Troisième production de l'équipe toulousaine de Dogbox Studio, Journey to Hell, est édité par Bulkypix. Il vient tout juste de sortir et nous avons pu rencontrer Fabien Togman et Alexis Deschamps (les co-fondateurs) dans leurs locaux à Toulouse afin d'en apprendre plus sur les méthodes de travail et la genèse du titre.
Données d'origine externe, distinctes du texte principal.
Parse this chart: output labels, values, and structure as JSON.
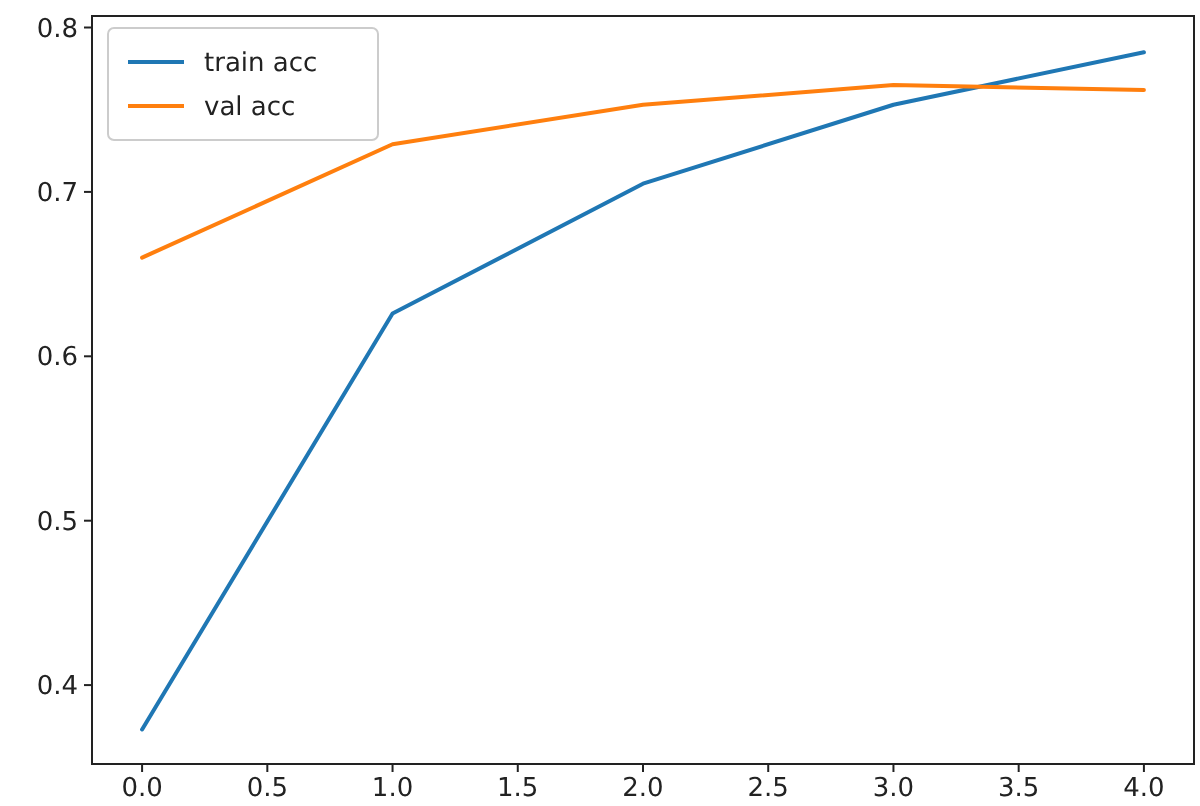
{
  "chart_data": {
    "type": "line",
    "x": [
      0,
      1,
      2,
      3,
      4
    ],
    "series": [
      {
        "name": "train acc",
        "color": "#1f77b4",
        "values": [
          0.373,
          0.626,
          0.705,
          0.753,
          0.785
        ]
      },
      {
        "name": "val acc",
        "color": "#ff7f0e",
        "values": [
          0.66,
          0.729,
          0.753,
          0.765,
          0.762
        ]
      }
    ],
    "xlim": [
      -0.2,
      4.2
    ],
    "xticks": [
      {
        "value": 0,
        "label": "0.0"
      },
      {
        "value": 0.5,
        "label": "0.5"
      },
      {
        "value": 1,
        "label": "1.0"
      },
      {
        "value": 1.5,
        "label": "1.5"
      },
      {
        "value": 2,
        "label": "2.0"
      },
      {
        "value": 2.5,
        "label": "2.5"
      },
      {
        "value": 3,
        "label": "3.0"
      },
      {
        "value": 3.5,
        "label": "3.5"
      },
      {
        "value": 4,
        "label": "4.0"
      }
    ],
    "ylim": [
      0.352,
      0.807
    ],
    "yticks": [
      0.4,
      0.5,
      0.6,
      0.7,
      0.8
    ],
    "legend": "top left",
    "grid": false,
    "marker": "none",
    "line_style": "solid"
  }
}
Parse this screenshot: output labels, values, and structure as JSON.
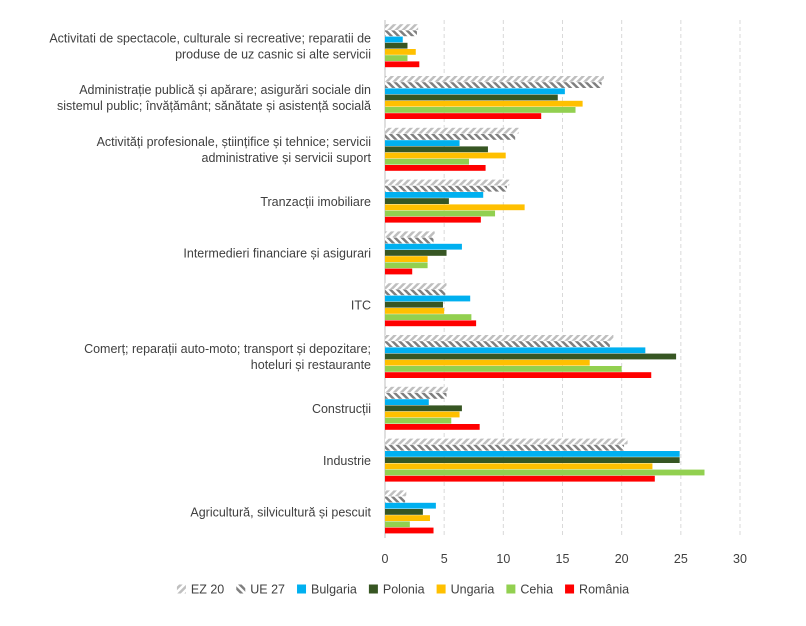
{
  "chart_data": {
    "type": "bar",
    "orientation": "horizontal",
    "categories": [
      [
        "Activitati de spectacole, culturale si recreative; reparatii de",
        "produse de uz casnic si alte servicii"
      ],
      [
        "Administrație publică și apărare; asigurări sociale din",
        "sistemul public; învățământ; sănătate și asistență socială"
      ],
      [
        "Activități profesionale, științifice și tehnice; servicii",
        "administrative și servicii suport"
      ],
      [
        "Tranzacții imobiliare"
      ],
      [
        "Intermedieri financiare și asigurari"
      ],
      [
        "ITC"
      ],
      [
        "Comerț; reparații auto-moto; transport și depozitare;",
        "hoteluri și restaurante"
      ],
      [
        "Construcții"
      ],
      [
        "Industrie"
      ],
      [
        "Agricultură, silvicultură și pescuit"
      ]
    ],
    "series": [
      {
        "name": "EZ 20",
        "color": "#bfbfbf",
        "pattern": "hatch-light",
        "values": [
          2.8,
          18.5,
          11.3,
          10.5,
          4.2,
          5.2,
          19.3,
          5.3,
          20.5,
          1.8
        ]
      },
      {
        "name": "UE 27",
        "color": "#808080",
        "pattern": "hatch-dark",
        "values": [
          2.7,
          18.3,
          11.0,
          10.3,
          4.1,
          5.1,
          19.0,
          5.2,
          20.2,
          1.7
        ]
      },
      {
        "name": "Bulgaria",
        "color": "#00b0f0",
        "pattern": "solid",
        "values": [
          1.5,
          15.2,
          6.3,
          8.3,
          6.5,
          7.2,
          22.0,
          3.7,
          24.9,
          4.3
        ]
      },
      {
        "name": "Polonia",
        "color": "#375623",
        "pattern": "solid",
        "values": [
          1.9,
          14.6,
          8.7,
          5.4,
          5.2,
          4.9,
          24.6,
          6.5,
          24.9,
          3.2
        ]
      },
      {
        "name": "Ungaria",
        "color": "#ffc000",
        "pattern": "solid",
        "values": [
          2.6,
          16.7,
          10.2,
          11.8,
          3.6,
          5.0,
          17.3,
          6.3,
          22.6,
          3.8
        ]
      },
      {
        "name": "Cehia",
        "color": "#92d050",
        "pattern": "solid",
        "values": [
          1.9,
          16.1,
          7.1,
          9.3,
          3.6,
          7.3,
          20.0,
          5.6,
          27.0,
          2.1
        ]
      },
      {
        "name": "România",
        "color": "#ff0000",
        "pattern": "solid",
        "values": [
          2.9,
          13.2,
          8.5,
          8.1,
          2.3,
          7.7,
          22.5,
          8.0,
          22.8,
          4.1
        ]
      }
    ],
    "xlim": [
      0,
      30
    ],
    "xticks": [
      "0",
      "5",
      "10",
      "15",
      "20",
      "25",
      "30"
    ],
    "grid": "vertical dashed",
    "legend_position": "bottom",
    "title": "",
    "xlabel": "",
    "ylabel": ""
  }
}
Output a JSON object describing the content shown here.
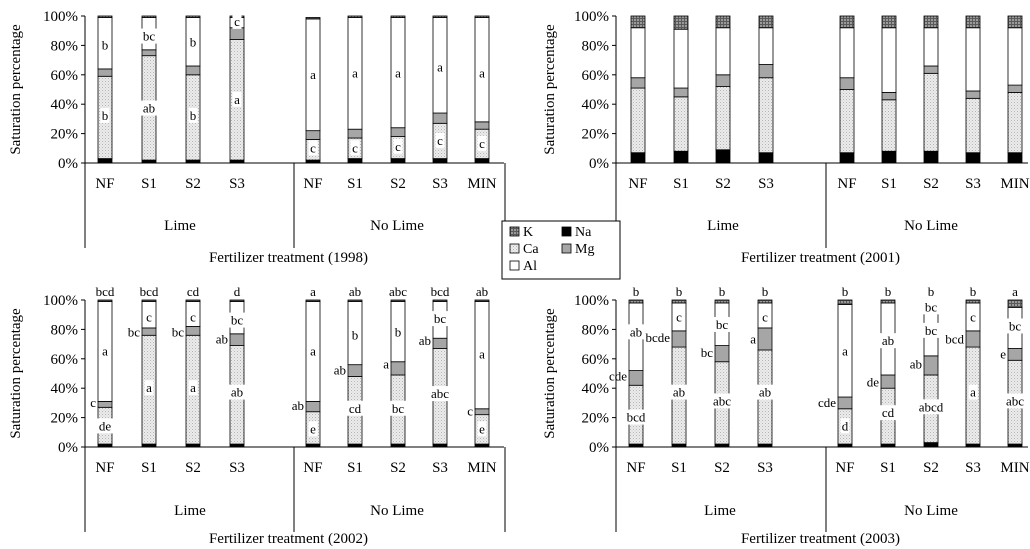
{
  "legend": {
    "items": [
      {
        "label": "K",
        "color": "#808080",
        "pattern": "grid"
      },
      {
        "label": "Na",
        "color": "#000000",
        "pattern": "solid"
      },
      {
        "label": "Ca",
        "color": "#ececec",
        "pattern": "dots"
      },
      {
        "label": "Mg",
        "color": "#a6a6a6",
        "pattern": "solid"
      },
      {
        "label": "Al",
        "color": "#ffffff",
        "pattern": "solid"
      }
    ]
  },
  "chart_data": [
    {
      "type": "bar",
      "stacked": true,
      "title": "",
      "xlabel": "Fertilizer treatment (1998)",
      "ylabel": "Saturation percentage",
      "ylim": [
        0,
        100
      ],
      "yticks": [
        "0%",
        "20%",
        "40%",
        "60%",
        "80%",
        "100%"
      ],
      "groups": [
        {
          "name": "Lime",
          "categories": [
            "NF",
            "S1",
            "S2",
            "S3"
          ]
        },
        {
          "name": "No Lime",
          "categories": [
            "NF",
            "S1",
            "S2",
            "S3",
            "MIN"
          ]
        }
      ],
      "series": [
        {
          "name": "Na",
          "values": [
            3,
            2,
            2,
            2,
            2,
            3,
            3,
            3,
            3
          ]
        },
        {
          "name": "Ca",
          "values": [
            56,
            71,
            58,
            82,
            14,
            14,
            15,
            24,
            20
          ]
        },
        {
          "name": "Mg",
          "values": [
            5,
            4,
            6,
            8,
            6,
            6,
            6,
            7,
            5
          ]
        },
        {
          "name": "Al",
          "values": [
            35,
            22,
            33,
            7,
            76,
            76,
            75,
            65,
            71
          ]
        },
        {
          "name": "K",
          "values": [
            1,
            1,
            1,
            1,
            1,
            1,
            1,
            1,
            1
          ]
        }
      ],
      "annotations": [
        {
          "bar": 0,
          "labels": [
            {
              "text": "b",
              "y": 32
            },
            {
              "text": "b",
              "y": 80
            }
          ]
        },
        {
          "bar": 1,
          "labels": [
            {
              "text": "ab",
              "y": 37
            },
            {
              "text": "bc",
              "y": 86
            }
          ]
        },
        {
          "bar": 2,
          "labels": [
            {
              "text": "b",
              "y": 32
            },
            {
              "text": "b",
              "y": 82
            }
          ]
        },
        {
          "bar": 3,
          "labels": [
            {
              "text": "a",
              "y": 43
            },
            {
              "text": "c",
              "y": 96
            }
          ]
        },
        {
          "bar": 4,
          "labels": [
            {
              "text": "c",
              "y": 10
            },
            {
              "text": "a",
              "y": 60
            }
          ]
        },
        {
          "bar": 5,
          "labels": [
            {
              "text": "c",
              "y": 10
            },
            {
              "text": "a",
              "y": 61
            }
          ]
        },
        {
          "bar": 6,
          "labels": [
            {
              "text": "c",
              "y": 11
            },
            {
              "text": "a",
              "y": 61
            }
          ]
        },
        {
          "bar": 7,
          "labels": [
            {
              "text": "c",
              "y": 15
            },
            {
              "text": "a",
              "y": 65
            }
          ]
        },
        {
          "bar": 8,
          "labels": [
            {
              "text": "c",
              "y": 13
            },
            {
              "text": "a",
              "y": 61
            }
          ]
        }
      ]
    },
    {
      "type": "bar",
      "stacked": true,
      "title": "",
      "xlabel": "Fertilizer treatment (2001)",
      "ylabel": "Saturation percentage",
      "ylim": [
        0,
        100
      ],
      "yticks": [
        "0%",
        "20%",
        "40%",
        "60%",
        "80%",
        "100%"
      ],
      "groups": [
        {
          "name": "Lime",
          "categories": [
            "NF",
            "S1",
            "S2",
            "S3"
          ]
        },
        {
          "name": "No Lime",
          "categories": [
            "NF",
            "S1",
            "S2",
            "S3",
            "MIN"
          ]
        }
      ],
      "series": [
        {
          "name": "Na",
          "values": [
            7,
            8,
            9,
            7,
            7,
            8,
            8,
            7,
            7
          ]
        },
        {
          "name": "Ca",
          "values": [
            44,
            37,
            43,
            51,
            43,
            35,
            53,
            37,
            41
          ]
        },
        {
          "name": "Mg",
          "values": [
            7,
            6,
            8,
            9,
            8,
            5,
            5,
            5,
            5
          ]
        },
        {
          "name": "Al",
          "values": [
            34,
            40,
            32,
            25,
            34,
            44,
            26,
            43,
            39
          ]
        },
        {
          "name": "K",
          "values": [
            8,
            9,
            8,
            8,
            8,
            8,
            8,
            8,
            8
          ]
        }
      ],
      "annotations": []
    },
    {
      "type": "bar",
      "stacked": true,
      "title": "",
      "xlabel": "Fertilizer treatment (2002)",
      "ylabel": "Saturation percentage",
      "ylim": [
        0,
        100
      ],
      "yticks": [
        "0%",
        "20%",
        "40%",
        "60%",
        "80%",
        "100%"
      ],
      "groups": [
        {
          "name": "Lime",
          "categories": [
            "NF",
            "S1",
            "S2",
            "S3"
          ]
        },
        {
          "name": "No Lime",
          "categories": [
            "NF",
            "S1",
            "S2",
            "S3",
            "MIN"
          ]
        }
      ],
      "series": [
        {
          "name": "Na",
          "values": [
            2,
            2,
            2,
            2,
            2,
            2,
            2,
            2,
            2
          ]
        },
        {
          "name": "Ca",
          "values": [
            25,
            74,
            74,
            67,
            22,
            46,
            47,
            65,
            20
          ]
        },
        {
          "name": "Mg",
          "values": [
            4,
            5,
            6,
            8,
            7,
            8,
            9,
            7,
            4
          ]
        },
        {
          "name": "Al",
          "values": [
            68,
            18,
            17,
            22,
            68,
            43,
            41,
            25,
            73
          ]
        },
        {
          "name": "K",
          "values": [
            1,
            1,
            1,
            1,
            1,
            1,
            1,
            1,
            1
          ]
        }
      ],
      "annotations": [
        {
          "bar": 0,
          "labels": [
            {
              "text": "c",
              "y": 30,
              "side": "left"
            },
            {
              "text": "de",
              "y": 14
            },
            {
              "text": "a",
              "y": 65
            },
            {
              "text": "bcd",
              "y": 106,
              "side": "top"
            }
          ]
        },
        {
          "bar": 1,
          "labels": [
            {
              "text": "bc",
              "y": 78,
              "side": "left"
            },
            {
              "text": "a",
              "y": 40
            },
            {
              "text": "c",
              "y": 88
            },
            {
              "text": "bcd",
              "y": 106,
              "side": "top"
            }
          ]
        },
        {
          "bar": 2,
          "labels": [
            {
              "text": "bc",
              "y": 78,
              "side": "left"
            },
            {
              "text": "a",
              "y": 40
            },
            {
              "text": "c",
              "y": 88
            },
            {
              "text": "cd",
              "y": 106,
              "side": "top"
            }
          ]
        },
        {
          "bar": 3,
          "labels": [
            {
              "text": "ab",
              "y": 73,
              "side": "left"
            },
            {
              "text": "ab",
              "y": 37
            },
            {
              "text": "bc",
              "y": 86
            },
            {
              "text": "d",
              "y": 106,
              "side": "top"
            }
          ]
        },
        {
          "bar": 4,
          "labels": [
            {
              "text": "ab",
              "y": 28,
              "side": "left"
            },
            {
              "text": "e",
              "y": 12
            },
            {
              "text": "a",
              "y": 65
            },
            {
              "text": "a",
              "y": 106,
              "side": "top"
            }
          ]
        },
        {
          "bar": 5,
          "labels": [
            {
              "text": "ab",
              "y": 52,
              "side": "left"
            },
            {
              "text": "cd",
              "y": 26
            },
            {
              "text": "b",
              "y": 76
            },
            {
              "text": "ab",
              "y": 106,
              "side": "top"
            }
          ]
        },
        {
          "bar": 6,
          "labels": [
            {
              "text": "a",
              "y": 56,
              "side": "left"
            },
            {
              "text": "bc",
              "y": 26
            },
            {
              "text": "b",
              "y": 78
            },
            {
              "text": "abc",
              "y": 106,
              "side": "top"
            }
          ]
        },
        {
          "bar": 7,
          "labels": [
            {
              "text": "ab",
              "y": 72,
              "side": "left"
            },
            {
              "text": "abc",
              "y": 36
            },
            {
              "text": "bc",
              "y": 87
            },
            {
              "text": "bcd",
              "y": 106,
              "side": "top"
            }
          ]
        },
        {
          "bar": 8,
          "labels": [
            {
              "text": "c",
              "y": 24,
              "side": "left"
            },
            {
              "text": "e",
              "y": 12
            },
            {
              "text": "a",
              "y": 63
            },
            {
              "text": "ab",
              "y": 106,
              "side": "top"
            }
          ]
        }
      ]
    },
    {
      "type": "bar",
      "stacked": true,
      "title": "",
      "xlabel": "Fertilizer treatment (2003)",
      "ylabel": "Saturation percentage",
      "ylim": [
        0,
        100
      ],
      "yticks": [
        "0%",
        "20%",
        "40%",
        "60%",
        "80%",
        "100%"
      ],
      "groups": [
        {
          "name": "Lime",
          "categories": [
            "NF",
            "S1",
            "S2",
            "S3"
          ]
        },
        {
          "name": "No Lime",
          "categories": [
            "NF",
            "S1",
            "S2",
            "S3",
            "MIN"
          ]
        }
      ],
      "series": [
        {
          "name": "Na",
          "values": [
            2,
            2,
            2,
            2,
            2,
            2,
            3,
            2,
            2
          ]
        },
        {
          "name": "Ca",
          "values": [
            40,
            66,
            56,
            64,
            24,
            38,
            46,
            66,
            57
          ]
        },
        {
          "name": "Mg",
          "values": [
            10,
            11,
            11,
            15,
            8,
            9,
            13,
            11,
            8
          ]
        },
        {
          "name": "Al",
          "values": [
            46,
            19,
            29,
            17,
            63,
            49,
            32,
            19,
            28
          ]
        },
        {
          "name": "K",
          "values": [
            2,
            2,
            2,
            2,
            3,
            2,
            6,
            2,
            5
          ]
        }
      ],
      "annotations": [
        {
          "bar": 0,
          "labels": [
            {
              "text": "cde",
              "y": 48,
              "side": "left"
            },
            {
              "text": "bcd",
              "y": 20
            },
            {
              "text": "ab",
              "y": 78
            },
            {
              "text": "b",
              "y": 106,
              "side": "top"
            }
          ]
        },
        {
          "bar": 1,
          "labels": [
            {
              "text": "bcde",
              "y": 74,
              "side": "left"
            },
            {
              "text": "ab",
              "y": 37
            },
            {
              "text": "c",
              "y": 88
            },
            {
              "text": "b",
              "y": 106,
              "side": "top"
            }
          ]
        },
        {
          "bar": 2,
          "labels": [
            {
              "text": "bc",
              "y": 64,
              "side": "left"
            },
            {
              "text": "abc",
              "y": 31
            },
            {
              "text": "bc",
              "y": 83
            },
            {
              "text": "b",
              "y": 106,
              "side": "top"
            }
          ]
        },
        {
          "bar": 3,
          "labels": [
            {
              "text": "a",
              "y": 73,
              "side": "left"
            },
            {
              "text": "ab",
              "y": 37
            },
            {
              "text": "c",
              "y": 88
            },
            {
              "text": "b",
              "y": 106,
              "side": "top"
            }
          ]
        },
        {
          "bar": 4,
          "labels": [
            {
              "text": "cde",
              "y": 30,
              "side": "left"
            },
            {
              "text": "d",
              "y": 14
            },
            {
              "text": "a",
              "y": 65
            },
            {
              "text": "b",
              "y": 106,
              "side": "top"
            }
          ]
        },
        {
          "bar": 5,
          "labels": [
            {
              "text": "de",
              "y": 44,
              "side": "left"
            },
            {
              "text": "cd",
              "y": 23
            },
            {
              "text": "ab",
              "y": 72
            },
            {
              "text": "b",
              "y": 106,
              "side": "top"
            }
          ]
        },
        {
          "bar": 6,
          "labels": [
            {
              "text": "ab",
              "y": 56,
              "side": "left"
            },
            {
              "text": "abcd",
              "y": 27
            },
            {
              "text": "bc",
              "y": 79
            },
            {
              "text": "bc",
              "y": 95
            },
            {
              "text": "b",
              "y": 106,
              "side": "top"
            }
          ]
        },
        {
          "bar": 7,
          "labels": [
            {
              "text": "bcd",
              "y": 73,
              "side": "left"
            },
            {
              "text": "a",
              "y": 37
            },
            {
              "text": "c",
              "y": 88
            },
            {
              "text": "b",
              "y": 106,
              "side": "top"
            }
          ]
        },
        {
          "bar": 8,
          "labels": [
            {
              "text": "e",
              "y": 63,
              "side": "left"
            },
            {
              "text": "abc",
              "y": 31
            },
            {
              "text": "bc",
              "y": 82
            },
            {
              "text": "a",
              "y": 106,
              "side": "top"
            }
          ]
        }
      ]
    }
  ]
}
Pocket Gamer France : On va commencer par la question que tout le monde doit vous poser, Dogbox Studio, c'est qui, c'est quoi?
Fabien Togman :
Eh bien, c'est un studio graphique qui, à la base, vivait surtout de prestations. Ça marchait plutôt bien, mais on avait envie de passer à autre chose. Il faut rappeler qu'on est tous les deux issus du milieu du jeu vidéo, alors tout naturellement on a décidé de se lancer dans l'aventure. Alexis Deschamps : Oui, ça s'est décidé très vite. Un soir autour d'un verre on s'est dit pourquoi pas. On a les connaissances, les compétences et on est passionné. Donc ça ne peut que marcher. On a alors commencé à plancher sur notre premier jeu : c'était la genèse de Hydra, qui restera finalement dans les tiroirs et les débuts de Chicken Doom. Aujourd’hui Dogbox Studio c’est une petite quinzaine de personnes, toutes avec leur expérience et leur motivation. On a des anciens de chez Ubisoft, Guerilla Games, Ankama… Notre objectif c’est de faire du AAA, donc on a l’intention de grandir encore. Chicken Doom était votre premier jeu? Pourtant il me semble que vous aviez sorti XField Paintball juste avant…
Fabien :
Oui, c’est vrai, XField Paintball est le premier jeu que l’on a sorti, mais on a créé tout l’univers de Chicken Doom avant de travailler sur ce titre. En fait, XField Paintball a été une bonne opportunité. On a bénéficié d’un partenariat avec une boite de paintball de la région et du coup on en a fait un jeu. On a également eu le soutien d'un éditeur du coin, PCB Games avec qui nous avons pu réaliser une coproduction. On est d’ailleurs super fier, parce que même sans aucune mise en avant d'Apple il s’écoule relativement bien. Alexis : Oui et la communauté autour est très active. On a beaucoup d’échanges avec elle, ce qui nous permet de peaufiner l’ensemble et de corriger les bugs et les défauts. On se sent proche des joueurs et c’est super important pour nous de connaitre leur avis et d’en tenir compte.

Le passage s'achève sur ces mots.